Dan kom ik nog even terug op lid 2 met de beperking tot een klein gedeelte van het werk. Als je goed leest, dan wordt er gesproken over de partituur of de partijen van een muziekwerk. In die werken kunnen andere werken zijn opgenomen. Het betreft hier dus bijvoorbeeld een partituur als die van een opera. Men mag dus voor studie alleen een aria of iets dergelijks kopiëren voor studie en niet de hele partituur en dat lijkt me wel logisch, ik heb een partituur van Nabuco van Verdi en die heeft 636 pagina’s. Ik heb niets aan een ‘stukje’ van een paar regels, zoals de belangenbehartigers beweren. Ik denk dat een rechter dat ook wel logisch vindt, anders had het nooit zo in de wet gestaan; de auteurswet doet niet aan onzin. Een stuk bladmuziek van een paar pagina’s mag in zijn geheel worden verveelvoudigd zuiver voor persoonlijke oefening en studie zonder enig commercieel oogmerk.
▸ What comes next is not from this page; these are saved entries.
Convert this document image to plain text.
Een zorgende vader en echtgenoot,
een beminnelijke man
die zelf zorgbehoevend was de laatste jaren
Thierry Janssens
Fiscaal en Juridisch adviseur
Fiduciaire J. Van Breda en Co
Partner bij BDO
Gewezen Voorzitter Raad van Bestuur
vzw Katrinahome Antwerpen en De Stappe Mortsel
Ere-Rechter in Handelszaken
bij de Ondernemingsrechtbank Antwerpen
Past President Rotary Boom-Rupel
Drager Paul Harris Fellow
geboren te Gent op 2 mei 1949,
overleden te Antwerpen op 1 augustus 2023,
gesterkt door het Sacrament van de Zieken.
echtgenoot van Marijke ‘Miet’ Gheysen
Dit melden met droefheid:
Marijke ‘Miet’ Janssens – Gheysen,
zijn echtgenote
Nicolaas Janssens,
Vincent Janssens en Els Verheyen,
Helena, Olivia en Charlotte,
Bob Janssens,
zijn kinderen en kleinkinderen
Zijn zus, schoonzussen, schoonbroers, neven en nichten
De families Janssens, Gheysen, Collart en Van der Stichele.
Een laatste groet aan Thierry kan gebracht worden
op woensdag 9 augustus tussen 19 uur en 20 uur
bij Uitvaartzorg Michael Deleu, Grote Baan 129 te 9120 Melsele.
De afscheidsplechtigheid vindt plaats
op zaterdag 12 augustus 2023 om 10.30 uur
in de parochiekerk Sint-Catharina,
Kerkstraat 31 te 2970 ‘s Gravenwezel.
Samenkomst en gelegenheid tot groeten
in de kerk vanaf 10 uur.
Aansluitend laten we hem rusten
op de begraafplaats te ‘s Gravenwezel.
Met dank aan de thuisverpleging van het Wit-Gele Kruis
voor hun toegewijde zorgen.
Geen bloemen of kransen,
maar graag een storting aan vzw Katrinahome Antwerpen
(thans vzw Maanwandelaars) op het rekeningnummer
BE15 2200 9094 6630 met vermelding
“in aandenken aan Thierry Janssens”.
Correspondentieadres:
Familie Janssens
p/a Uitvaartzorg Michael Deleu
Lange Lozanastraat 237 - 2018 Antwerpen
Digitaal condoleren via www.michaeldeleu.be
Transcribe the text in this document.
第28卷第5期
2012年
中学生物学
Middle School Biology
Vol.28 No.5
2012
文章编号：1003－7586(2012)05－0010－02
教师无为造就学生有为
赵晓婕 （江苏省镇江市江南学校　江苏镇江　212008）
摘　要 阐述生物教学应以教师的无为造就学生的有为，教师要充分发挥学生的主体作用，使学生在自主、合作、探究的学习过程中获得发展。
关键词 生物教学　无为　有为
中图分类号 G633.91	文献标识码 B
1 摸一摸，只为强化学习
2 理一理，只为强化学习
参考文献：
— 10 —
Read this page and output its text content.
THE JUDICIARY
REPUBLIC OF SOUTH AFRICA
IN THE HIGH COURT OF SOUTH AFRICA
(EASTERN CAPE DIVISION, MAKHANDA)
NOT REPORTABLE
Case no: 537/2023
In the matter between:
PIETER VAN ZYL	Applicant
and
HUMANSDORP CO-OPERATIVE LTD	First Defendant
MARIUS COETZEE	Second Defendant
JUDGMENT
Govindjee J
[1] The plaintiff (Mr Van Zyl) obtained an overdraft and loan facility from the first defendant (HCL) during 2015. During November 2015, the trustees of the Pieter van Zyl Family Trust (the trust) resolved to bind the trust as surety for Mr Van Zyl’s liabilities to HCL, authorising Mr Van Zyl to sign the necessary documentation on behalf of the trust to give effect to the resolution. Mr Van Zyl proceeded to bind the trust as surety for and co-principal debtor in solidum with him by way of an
Lid 2 beschrijft de beperking van het recht om te mogen kopiëren. Het stelt onder a dat dat wel mag als er kan worden aangenomen dat er geen nieuwe exemplaren meer in de handel verkrijgbaar zijn. Ik mag dus tot eigen oefening en studie een muziekstuk verveelvoudigen als dat muziekstuk niet meer in de handel tegen betaling verkrijgbaar is. Stel dat ik 20 exemplaren van een muziekstuk in het archief heb en er komt een 21e lid dat ook een exemplaar nodig heeft. Ik vraag bij de uitgever een nieuw exemplaar en die zegt dat het niet meer te koop is, dan mag ik volgens de auteurswet een kopie maken voor een nieuwe lid, maar daar blijft het ook bij, zie daarvoor lid 4:
In lid 4 staat dat de gemaakte kopieën niet mogen worden afgegeven aan derden tenzij je wordt aangeklaagd en daartoe gedwongen wordt, maar dan heb je het wel bont gemaakt. Nooit een kopietje aan anderen geven, dan het eigen lid dat een exemplaar nodig heeft voor studie.